In Callander, Dick and Tom Lewis are trying to wean customers off the knee-jerk haddock and on to greener alternatives. In Glasgow, Ian Fleming, the former owner of the Buttery, has opened Striped Bass, its mission statement being "We use only the best Scottish and British sustainable produce." Looking at the menu, the Striped Bass is making a stab in the right direction by specifying when fish is farmed. Personally, I boycott farmed fish (although cultivated shellfish like mussels are fine) on environmental grounds.
At the Striped Bass, the farmed salmon is organic. For me, that's just a less bad type of farmed, so I still won't eat it. But at least here people know what they are getting. And there's enough on the menu that's wild, such as herring, mackerel, whitebait, langoustines and razor clams, to make it interesting.
Not everything is piscine at the Striped Bass.
There is pheasant breast on offer, a thoughtful and more adventurous alternative to the ubiquitous chicken breast. Where chicken does appear, it is free-range. We had to try the soup of the day, an ultra-seasonal cream of wild garlic made from those green ransoms that pop up in woods in springtime.
In the event it was mellow and fragrant and a generous portion, almost a meal in itself. Likewise, a starter of beautifully fresh sole goujons in chilli and parmesan crumbs, served with a vigorous home-made tartare sauce chunky with gherkin and caper, was similarly huge, and a bit of a bargain at £5.95. Thank heavens we had gone for two more starters rather than main courses.

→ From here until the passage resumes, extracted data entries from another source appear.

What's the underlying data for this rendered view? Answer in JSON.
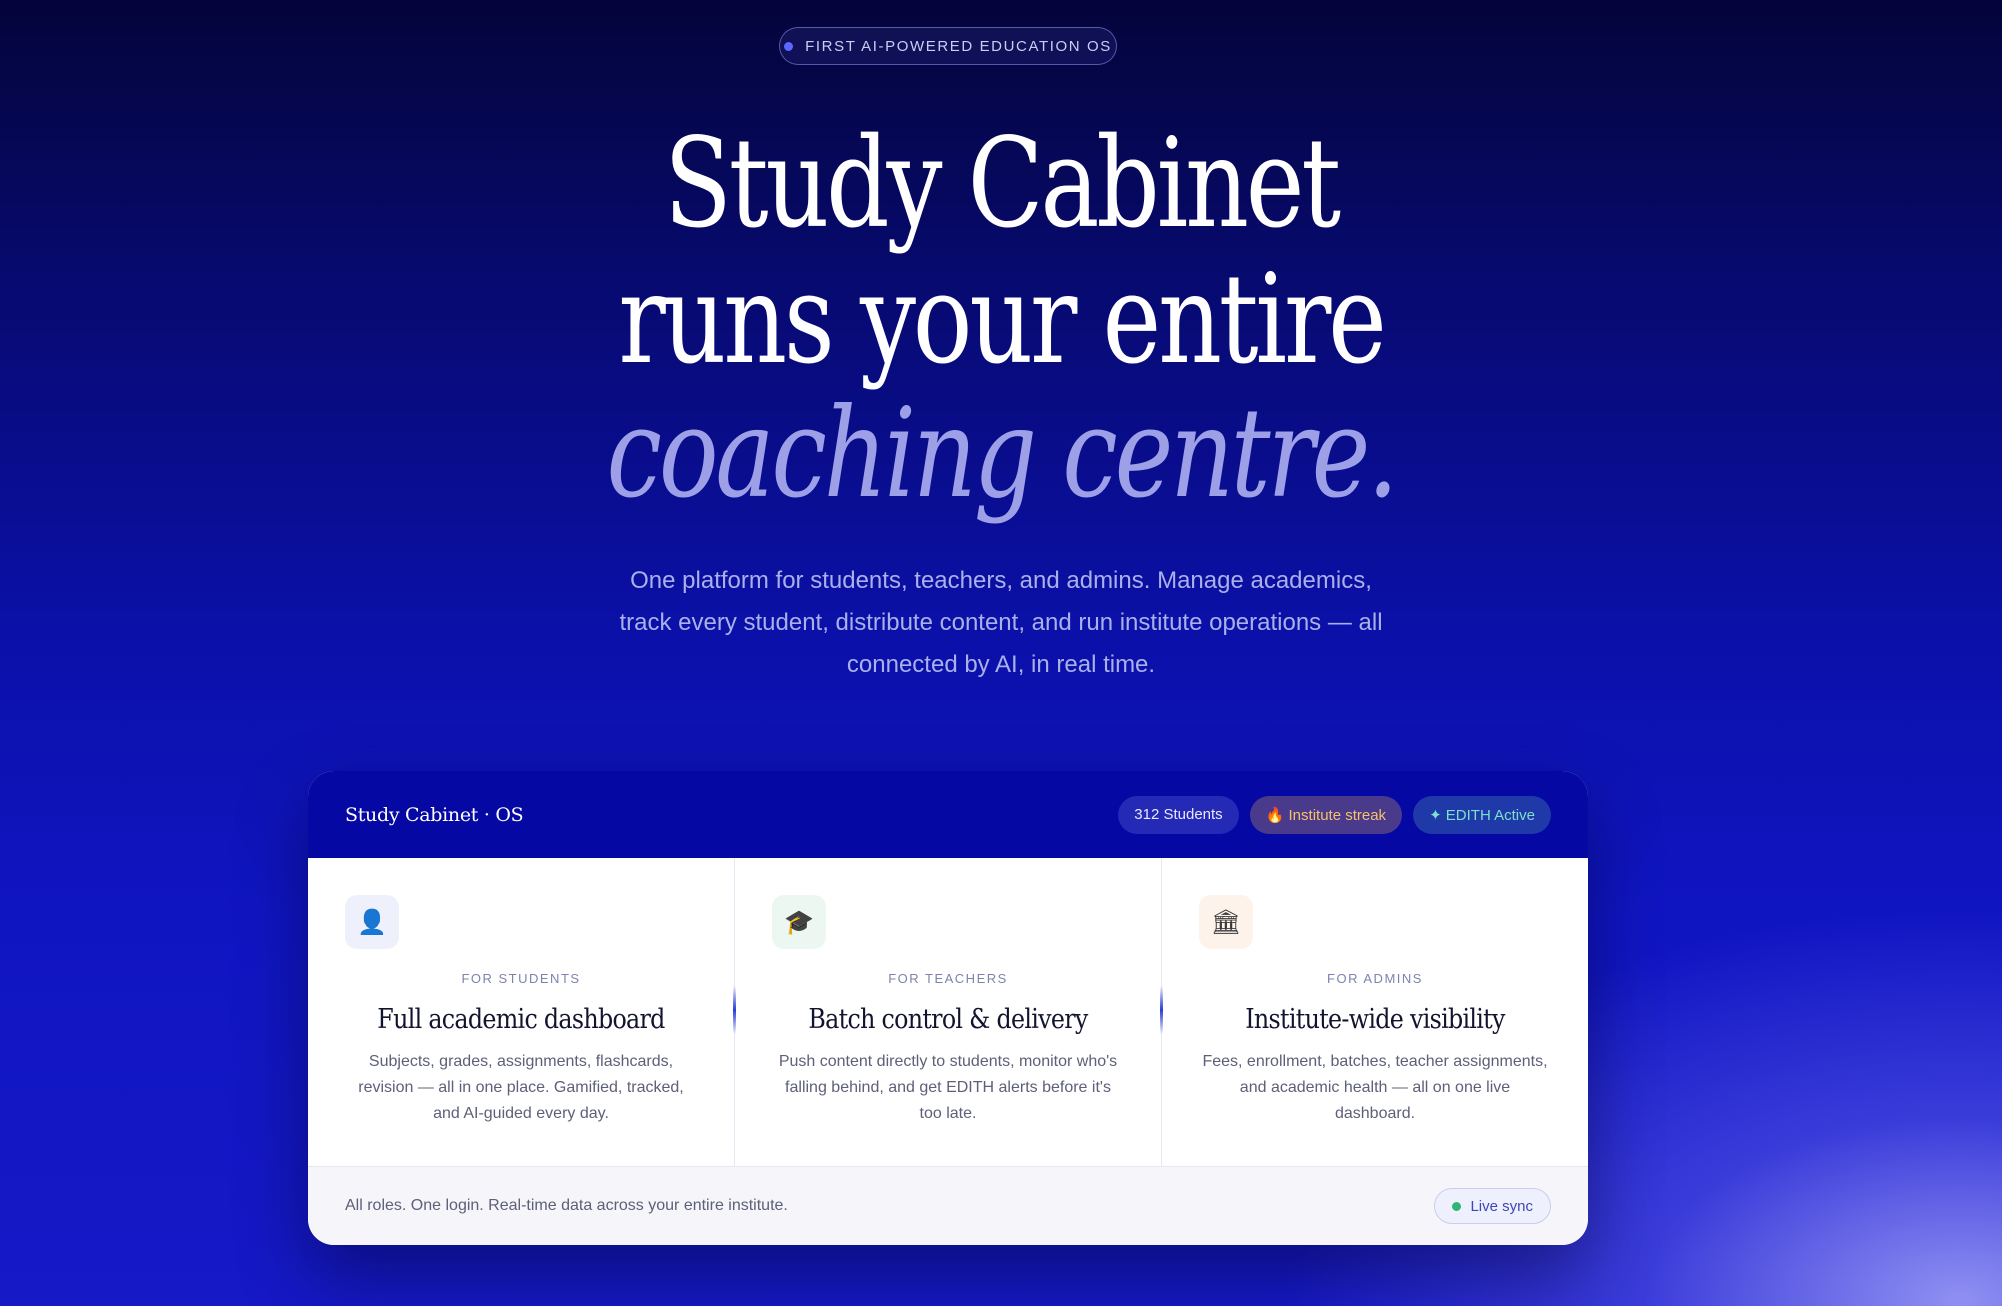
{
  "hero": {
    "eyebrow": "FIRST AI-POWERED EDUCATION OS",
    "headline_line1": "Study Cabinet",
    "headline_line2": "runs your entire",
    "headline_line3": "coaching centre.",
    "subtext": "One platform for students, teachers, and admins. Manage academics, track every student, distribute content, and run institute operations — all connected by AI, in real time."
  },
  "preview": {
    "brand": "Study Cabinet · OS",
    "badges": {
      "students": "312 Students",
      "streak": "🔥 Institute streak",
      "edith": "✦ EDITH Active"
    },
    "columns": [
      {
        "icon": "person-icon",
        "icon_glyph": "👤",
        "eyebrow": "FOR STUDENTS",
        "title": "Full academic dashboard",
        "desc": "Subjects, grades, assignments, flashcards, revision — all in one place. Gamified, tracked, and AI-guided every day."
      },
      {
        "icon": "graduation-cap-icon",
        "icon_glyph": "🎓",
        "eyebrow": "FOR TEACHERS",
        "title": "Batch control & delivery",
        "desc": "Push content directly to students, monitor who's falling behind, and get EDITH alerts before it's too late."
      },
      {
        "icon": "institution-icon",
        "icon_glyph": "🏛",
        "eyebrow": "FOR ADMINS",
        "title": "Institute-wide visibility",
        "desc": "Fees, enrollment, batches, teacher assignments, and academic health — all on one live dashboard."
      }
    ],
    "footer_text": "All roles. One login. Real-time data across your entire institute.",
    "live_label": "Live sync"
  },
  "colors": {
    "accent": "#5b67ff",
    "card_header": "#0508a3",
    "live_dot": "#2fb574"
  }
}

Smoked, paprika-dusted fried whitebait, with their textbook dose of health-promoting omega-3 fatty acids, sizzled and satisfied.

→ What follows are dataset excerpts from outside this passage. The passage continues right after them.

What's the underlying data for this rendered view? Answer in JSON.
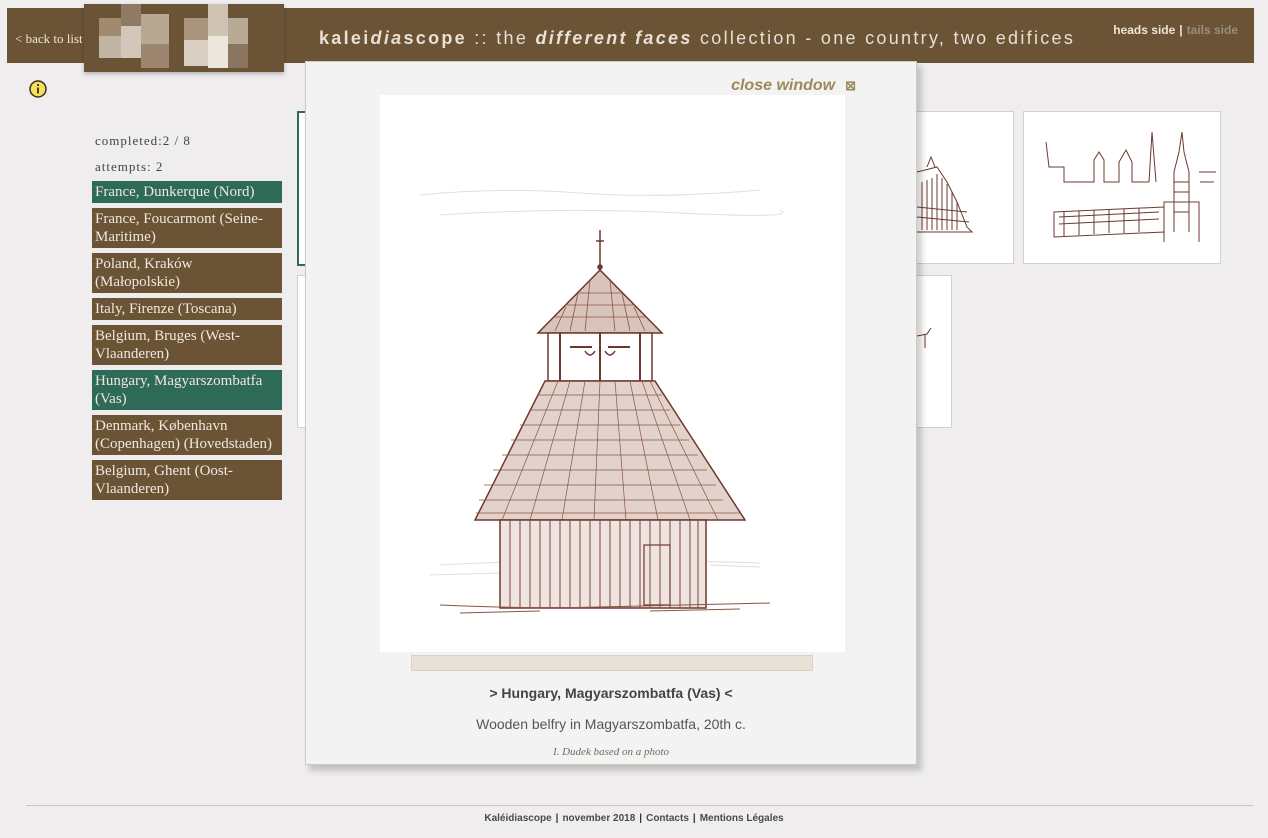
{
  "header": {
    "back_link": "< back to list",
    "title_part1": "kalei",
    "title_part2": "dia",
    "title_part3": "scope",
    "title_part4": " :: the ",
    "title_part5": "different faces",
    "title_part6": " collection - one country, two edifices",
    "heads_side": "heads side",
    "separator": "|",
    "tails_side": "tails side"
  },
  "stats": {
    "completed": "completed:2 / 8",
    "attempts": "attempts: 2"
  },
  "locations": [
    {
      "label": "France, Dunkerque (Nord)",
      "status": "done"
    },
    {
      "label": "France, Foucarmont (Seine-Maritime)",
      "status": "pending"
    },
    {
      "label": "Poland, Kraków (Małopolskie)",
      "status": "pending"
    },
    {
      "label": "Italy, Firenze (Toscana)",
      "status": "pending"
    },
    {
      "label": "Belgium, Bruges (West-Vlaanderen)",
      "status": "pending"
    },
    {
      "label": "Hungary, Magyarszombatfa (Vas)",
      "status": "done"
    },
    {
      "label": "Denmark, København (Copenhagen) (Hovedstaden)",
      "status": "pending"
    },
    {
      "label": "Belgium, Ghent (Oost-Vlaanderen)",
      "status": "pending"
    }
  ],
  "modal": {
    "close_label": "close window",
    "close_symbol": "⊠",
    "title": "> Hungary, Magyarszombatfa (Vas) <",
    "description": "Wooden belfry in Magyarszombatfa, 20th c.",
    "credit": "I. Dudek based on a photo"
  },
  "footer": {
    "site": "Kaléidiascope",
    "date": "november 2018",
    "contacts": "Contacts",
    "legal": "Mentions Légales",
    "sep": "|"
  },
  "colors": {
    "brand_brown": "#6b5336",
    "done_green": "#2d6a58",
    "sketch_ink": "#6b3a2e"
  }
}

Oysters came in an original rendition, Irish in inspiration, served warm in the shell on a bed of champ - spring onion and potato mash - under a silky hollandaise. This dish was well-conceived, only undermined by the sauce being so eye-smartingly vinegary that it vied with every flavour on the plate.
To bulk out our double serving of starters (which was actually not necessary), we had the roasted root vegetables - a much better solution to the "what veg will we serve?" problem than all those dreary side orders of jet-lagged green beans etc. We also tried the hand-cut chips, which turned out to be properly rugged, twice-fried jobs, the sort of chip worth getting fat for.

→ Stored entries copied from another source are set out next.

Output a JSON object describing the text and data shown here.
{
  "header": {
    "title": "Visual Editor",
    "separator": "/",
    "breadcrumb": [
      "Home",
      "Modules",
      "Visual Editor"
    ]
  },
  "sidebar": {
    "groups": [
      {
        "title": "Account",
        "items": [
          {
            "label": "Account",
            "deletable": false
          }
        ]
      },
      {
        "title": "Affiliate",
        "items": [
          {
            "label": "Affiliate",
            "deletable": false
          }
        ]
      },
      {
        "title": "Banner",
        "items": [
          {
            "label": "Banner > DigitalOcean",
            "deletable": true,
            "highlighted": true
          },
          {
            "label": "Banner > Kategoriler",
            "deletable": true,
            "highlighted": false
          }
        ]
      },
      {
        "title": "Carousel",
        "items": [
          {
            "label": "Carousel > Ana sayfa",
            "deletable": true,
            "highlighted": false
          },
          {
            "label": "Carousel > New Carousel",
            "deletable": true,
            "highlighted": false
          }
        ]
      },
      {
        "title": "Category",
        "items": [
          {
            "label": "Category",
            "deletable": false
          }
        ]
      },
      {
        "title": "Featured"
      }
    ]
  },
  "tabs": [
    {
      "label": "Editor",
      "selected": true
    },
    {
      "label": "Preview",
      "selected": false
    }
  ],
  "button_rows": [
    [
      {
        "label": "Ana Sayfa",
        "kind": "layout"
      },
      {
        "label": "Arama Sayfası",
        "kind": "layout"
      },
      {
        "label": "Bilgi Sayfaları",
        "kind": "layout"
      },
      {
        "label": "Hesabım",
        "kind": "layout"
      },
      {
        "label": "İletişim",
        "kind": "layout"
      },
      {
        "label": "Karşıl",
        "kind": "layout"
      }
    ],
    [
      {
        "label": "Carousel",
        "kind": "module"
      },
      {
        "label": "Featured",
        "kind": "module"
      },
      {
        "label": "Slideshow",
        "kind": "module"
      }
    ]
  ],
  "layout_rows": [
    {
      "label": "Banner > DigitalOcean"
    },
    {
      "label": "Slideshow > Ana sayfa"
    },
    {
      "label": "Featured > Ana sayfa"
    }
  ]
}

I hope they change the dessert menu at the Striped Bass. Currently it's all US-style cheesecakes and solid pies. Why? I don't know. This is certainly not what I want after fish, or at lighter, brighter times of the year.
We dutifully sampled the New York-style baked cheesecake, which didn't taste in the least baked, and sawed our way through a solid white chocolate pecan pie. Neither struck the right note.
Poached fruits, compotes, jellies, sorbets, winey egg whips and sabayons ... these are just some of the classes of pudding that the kitchen would do well to explore.